Palaeognathae

Palaeognathae (/ˌpæliˈɒɡnəθi/; from Ancient Greek παλαιός (palaiós) 'old' and γνάθος (gnáthos) 'jaw') is an infraclass of birds, called paleognaths or palaeognaths, within the class Aves of the clade Archosauria. It is one of the two infraclasses of birds, the other being Neognathae, both of which form Neornithes. Palaeognathae contains five extant orders consisting of four flightless lineages (plus two that are extinct), termed ratites, and one flying lineage, the Neotropic tinamous. There are 47 species of tinamous, five of kiwis (Apteryx), three of cassowaries (Casuarius), one of emus (Dromaius) (another became extinct in historic times), two of rheas (Rhea) and two of ostriches (Struthio). Recent research has indicated that paleognaths are monophyletic but the traditional taxonomic split between flightless and flighted forms is incorrect; tinamous are within the ratite radiation, meaning flightlessness arose independently multiple times via parallel evolution.

There are three extinct groups that are undisputed members of Palaeognathae: the Lithornithiformes, the Dinornithiformes (moas) and the Aepyornithiformes (elephant birds), the latter two of which became extinct in the last 1250 years. There are other extinct birds which have been allied with the Palaeognathae by at least one author, but their affinities are a matter of dispute.^{[citation needed]}

The word paleognath is derived from the Ancient Greek for 'old jaws' in reference to the skeletal anatomy of the palate, which is described as more primitive and reptilian than that in other birds. Paleognathous birds retain some basal morphological characters but are by no means living fossils as their genomes continued to evolve at the DNA level under selective pressure at rates comparable to the Neognathae branch of living birds, though there is some controversy about the precise relationship between them and the other birds. There are also several other scientific controversies about their evolution (see below).

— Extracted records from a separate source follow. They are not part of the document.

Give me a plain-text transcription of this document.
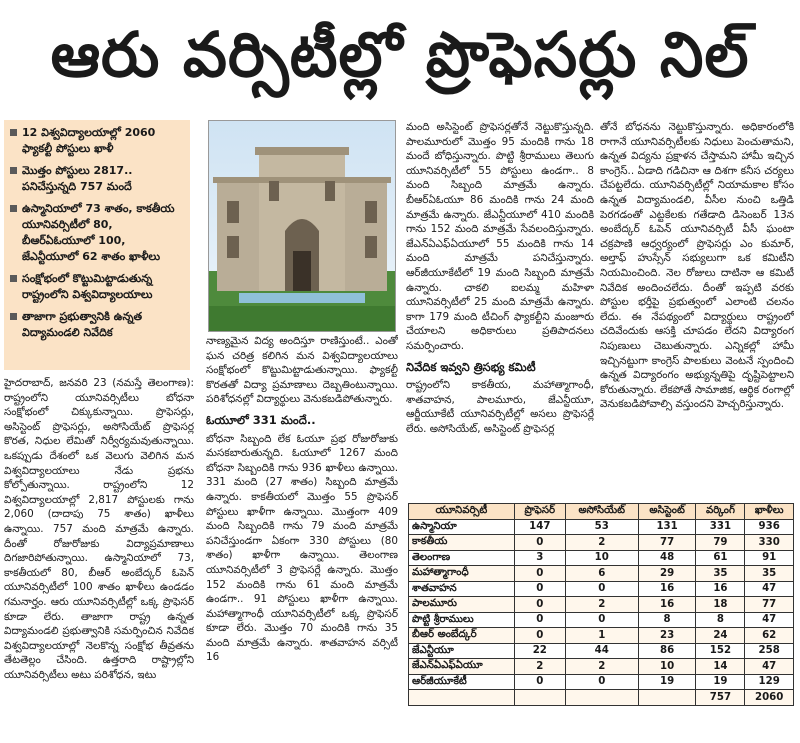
ఆరు వర్సిటీల్లో ప్రొఫెసర్లు నిల్
12 విశ్వవిద్యాలయాల్లో 2060 ఫ్యాకల్టీ పోస్టులు ఖాళీ
మొత్తం పోస్టులు 2817.. పనిచేస్తున్నది 757 మందే
ఉస్మానియాలో 73 శాతం, కాకతీయ యూనివర్సిటీలో 80, బీఆర్‌ఏఓయూలో 100, జేఎన్టీయూలో 62 శాతం ఖాళీలు
సంక్షోభంలో కొట్టుమిట్టాడుతున్న రాష్ట్రంలోని విశ్వవిద్యాలయాలు
తాజాగా ప్రభుత్వానికి ఉన్నత విద్యామండలి నివేదిక

హైదరాబాద్, జనవరి 23 (నమస్తే తెలంగాణ): రాష్ట్రంలోని యూనివర్సిటీలు బోధనా సంక్షోభంలో చిక్కుకున్నాయి. ప్రొఫెసర్లు, అసిస్టెంట్ ప్రొఫెసర్లు, అసోసియేట్ ప్రొఫెసర్ల కొరత, నిధుల లేమితో నిర్వీర్యమవుతున్నాయి. ఒకప్పుడు దేశంలో ఒక వెలుగు వెలిగిన మన విశ్వవిద్యాలయాలు నేడు ప్రభను కోల్పోతున్నాయి. రాష్ట్రంలోని 12 విశ్వవిద్యాలయాల్లో 2,817 పోస్టులకు గాను 2,060 (దాదాపు 75 శాతం) ఖాళీలు ఉన్నాయి. 757 మంది మాత్రమే ఉన్నారు. దీంతో రోజురోజుకు విద్యాప్రమాణాలు దిగజారిపోతున్నాయి. ఉస్మానియాలో 73, కాకతీయలో 80, బీఆర్ అంబేద్కర్ ఓపెన్ యూనివర్సిటీలో 100 శాతం ఖాళీలు ఉండడం గమనార్హం. ఆరు యూనివర్సిటీల్లో ఒక్క ప్రొఫెసర్ కూడా లేరు. తాజాగా రాష్ట్ర ఉన్నత విద్యామండలి ప్రభుత్వానికి సమర్పించిన నివేదిక విశ్వవిద్యాలయాల్లో నెలకొన్న సంక్షోభ తీవ్రతను తేటతెల్లం చేసింది. ఉత్తరాది రాష్ట్రాల్లోని యూనివర్సిటీలు అటు పరిశోధన, ఇటు

నాణ్యమైన విద్య అందిస్తూ రాణిస్తుంటే.. ఎంతో ఘన చరిత్ర కలిగిన మన విశ్వవిద్యాలయాలు సంక్షోభంలో కొట్టుమిట్టాడుతున్నాయి. ఫ్యాకల్టీ కొరతతో విద్యా ప్రమాణాలు దెబ్బతింటున్నాయి. పరిశోధనల్లో విద్యార్థులు వెనుకబడిపోతున్నారు.

ఓయూలో 331 మందే..

బోధనా సిబ్బంది లేక ఓయూ ప్రభ రోజురోజుకు మసకబారుతున్నది. ఓయూలో 1267 మంది బోధనా సిబ్బందికి గాను 936 ఖాళీలు ఉన్నాయి. 331 మంది (27 శాతం) సిబ్బంది మాత్రమే ఉన్నారు. కాకతీయలో మొత్తం 55 ప్రొఫెసర్ పోస్టులు ఖాళీగా ఉన్నాయి. మొత్తంగా 409 మంది సిబ్బందికి గాను 79 మంది మాత్రమే పనిచేస్తుండగా ఏకంగా 330 పోస్టులు (80 శాతం) ఖాళీగా ఉన్నాయి. తెలంగాణ యూనివర్సిటీలో 3 ప్రొఫెసర్లే ఉన్నారు. మొత్తం 152 మందికి గాను 61 మంది మాత్రమే ఉండగా.. 91 పోస్టులు ఖాళీగా ఉన్నాయి. మహాత్మాగాంధీ యూనివర్సిటీలో ఒక్క ప్రొఫెసర్ కూడా లేరు. మొత్తం 70 మందికి గాను 35 మంది మాత్రమే ఉన్నారు. శాతవాహన వర్సిటీ 16

మంది అసిస్టెంట్ ప్రొఫెసర్లతోనే నెట్టుకొస్తున్నది. పాలమూరులో మొత్తం 95 మందికి గాను 18 మందే బోధిస్తున్నారు. పొట్టి శ్రీరాములు తెలుగు యూనివర్సిటీలో 55 పోస్టులు ఉండగా.. 8 మంది సిబ్బంది మాత్రమే ఉన్నారు. బీఆర్‌ఏఓయూ 86 మందికి గాను 24 మంది మాత్రమే ఉన్నారు. జేఎన్టీయూలో 410 మందికి గాను 152 మంది మాత్రమే సేవలందిస్తున్నారు. జేఎన్‌ఏఎఫ్‌ఏయూలో 55 మందికి గాను 14 మంది మాత్రమే పనిచేస్తున్నారు. ఆర్‌జీయూకేటీలో 19 మంది సిబ్బంది మాత్రమే ఉన్నారు. చాకలి ఐలమ్మ మహిళా యూనివర్సిటీలో 25 మంది మాత్రమే ఉన్నారు. కాగా 179 మంది టీచింగ్ ఫ్యాకల్టీని మంజూరు చేయాలని అధికారులు ప్రతిపాదనలు సమర్పించారు.

నివేదిక ఇవ్వని త్రిసభ్య కమిటీ

రాష్ట్రంలోని కాకతీయ, మహాత్మాగాంధీ, శాతవాహన, పాలమూరు, జేఎన్టీయూ, ఆర్జీయూకేటీ యూనివర్సిటీల్లో అసలు ప్రొఫెసర్లే లేరు. అసోసియేట్, అసిస్టెంట్ ప్రొఫెసర్ల

తోనే బోధనను నెట్టుకొస్తున్నారు. అధికారంలోకి రాగానే యూనివర్సిటీలకు నిధులు పెంచుతామని, ఉన్నత విద్యను ప్రక్షాళన చేస్తామని హామీ ఇచ్చిన కాంగ్రెస్.. ఏడాది గడిచినా ఆ దిశగా కనీస చర్యలు చేపట్టలేదు. యూనివర్సిటీల్లో నియామకాల కోసం ఉన్నత విద్యామండలి, వీసీల నుంచి ఒత్తిడి పెరగడంతో ఎట్టకేలకు గతేడాది డిసెంబర్ 13న అంబేద్కర్ ఓపెన్ యూనివర్సిటీ వీసీ ఘంటా చక్రపాణి ఆధ్వర్యంలో ప్రొఫెసర్లు ఎం కుమార్, అల్తాఫ్ హుస్సేన్ సభ్యులుగా ఒక కమిటీని నియమించింది. నెల రోజులు దాటినా ఆ కమిటీ నివేదిక అందించలేదు. దీంతో ఇప్పటి వరకు పోస్టుల భర్తీపై ప్రభుత్వంలో ఎలాంటి చలనం లేదు. ఈ నేపథ్యంలో విద్యార్థులు రాష్ట్రంలో చదివేందుకు ఆసక్తి చూపడం లేదని విద్యారంగ నిపుణులు చెబుతున్నారు. ఎన్నికల్లో హామీ ఇచ్చినట్టుగా కాంగ్రెస్ పాలకులు వెంటనే స్పందించి ఉన్నత విద్యారంగం అభ్యున్నతిపై దృష్టిపెట్టాలని కోరుతున్నారు. లేకపోతే సామాజిక, ఆర్థిక రంగాల్లో వెనుకబడిపోవాల్సి వస్తుందని హెచ్చరిస్తున్నారు.

యూనివర్సిటీ	ప్రొఫెసర్	అసోసియేట్	అసిస్టెంట్	వర్కింగ్	ఖాళీలు
ఉస్మానియా	147	53	131	331	936
కాకతీయ	0	2	77	79	330
తెలంగాణ	3	10	48	61	91
మహాత్మాగాంధీ	0	6	29	35	35
శాతవాహన	0	0	16	16	47
పాలమూరు	0	2	16	18	77
పొట్టి శ్రీరాములు	0	0	8	8	47
బీఆర్ అంబేద్కర్	0	1	23	24	62
జేఎన్టీయూ	22	44	86	152	258
జేఎన్‌ఏఎఫ్‌ఏయూ	2	2	10	14	47
ఆర్‌జీయూకేటీ	0	0	19	19	129
				757	2060
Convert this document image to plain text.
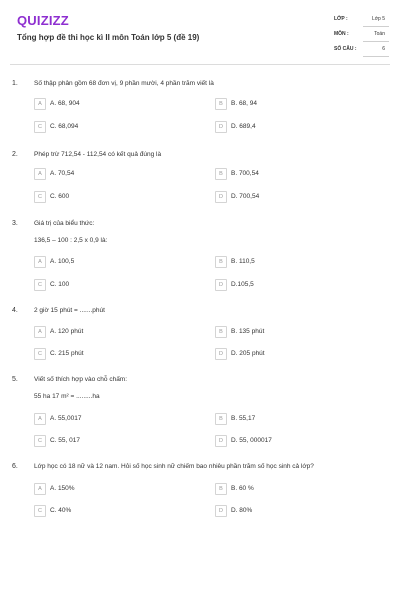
QUIZIZZ
Tổng hợp đề thi học kì II môn Toán lớp 5 (đề 19)
LỚP :	Lớp 5
MÔN :	Toán
SỐ CÂU :	6
1. Số thập phân gồm 68 đơn vị, 9 phần mười, 4 phần trăm viết là
A	A. 68, 904	B	B. 68, 94
C	C. 68,094	D	D. 689,4
2. Phép trừ 712,54 - 112,54 có kết quả đúng là
A	A. 70,54	B	B. 700,54
C	C. 600	D	D. 700,54
3. Giá trị của biểu thức:
136,5 – 100 : 2,5 x 0,9 là:
A	A. 100,5	B	B. 110,5
C	C. 100	D	D.105,5
4. 2 giờ 15 phút = .......phút
A	A. 120 phút	B	B. 135 phút
C	C. 215 phút	D	D. 205 phút
5. Viết số thích hợp vào chỗ chấm:
55 ha 17 m² = .........ha
A	A. 55,0017	B	B. 55,17
C	C. 55, 017	D	D. 55, 000017
6. Lớp học có 18 nữ và 12 nam. Hỏi số học sinh nữ chiếm bao nhiêu phần trăm số học sinh cả lớp?
A	A. 150%	B	B. 60 %
C	C. 40%	D	D. 80%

No unambiguously paleognathous fossil birds are known until the Cenozoic (though birds occasionally interpreted as lithornithids occur in Albian appalachian sites), but there have been many reports of putative paleognaths, and it has long been inferred that they may have evolved in the Cretaceous. Given the Northern Hemisphere location of the morphologically most basal fossil forms (such as Lithornis, Pseudocrypturus, Paracathartes and Palaeotis), a Laurasian origin for the group can be inferred. The present almost entirely Gondwanan distribution would then have resulted from multiple colonisations of the southern landmasses by flying forms that subsequently evolved flightlessness, and in many cases, gigantism.

One study of molecular and paleontological data found that modern bird orders, including the paleognathous ones, began diverging from one another in the Early Cretaceous. Benton (2005) summarized this and other molecular studies as implying that paleognaths should have arisen 110 to 120 million years ago in the Early Cretaceous. He points out, however, that there is no fossil record until 70 million years ago, leaving a 45 million year gap. He asks whether the paleognath fossils will be found one day, or whether the estimated rates of molecular evolution are too slow, and that bird evolution actually accelerated during an adaptive radiation after the Cretaceous–Paleogene boundary (K–Pg boundary).

Other authors questioned the monophyly of the Palaeognathae on various grounds, suggesting that they could be a hodgepodge of unrelated birds that have come to be grouped together because they are coincidentally flightless. Unrelated birds might have developed ratite-like anatomies multiple times around the world through convergent evolution. McDowell (1948) asserted that the similarities in the palate anatomy of paleognaths might actually be neoteny, or retained embryonic features. He noted that there were other features of the skull, such as the retention of sutures into adulthood, that were like those of juvenile birds. Thus, perhaps the characteristic palate was actually a frozen stage that many carinate bird embryos passed through during development. The retention of early developmental stages, then, may have been a mechanism by which various birds became flightless and came to look similar to one another.

Hope (2002) reviewed all known bird fossils from the Mesozoic looking for evidence of the origin of the evolutionary radiation of the Neornithes. That radiation would also signal that the paleognaths had already diverged. She notes five Early Cretaceous taxa that have been assigned to the Palaeognathae. She finds that none of them can be clearly assigned as such. However, she does find evidence that the Neognathae and, therefore, also the Palaeognathae had diverged no later than the Early Campanian age of the Cretaceous period.

Vegavis is a fossil bird from the Maastrichtian stage of Late Cretaceous Antarctica. Vegavis is most closely related to true ducks. Because virtually all phylogenetic analyses predict that ducks diverged after paleognaths, this is evidence that paleognaths had already arisen well before that time.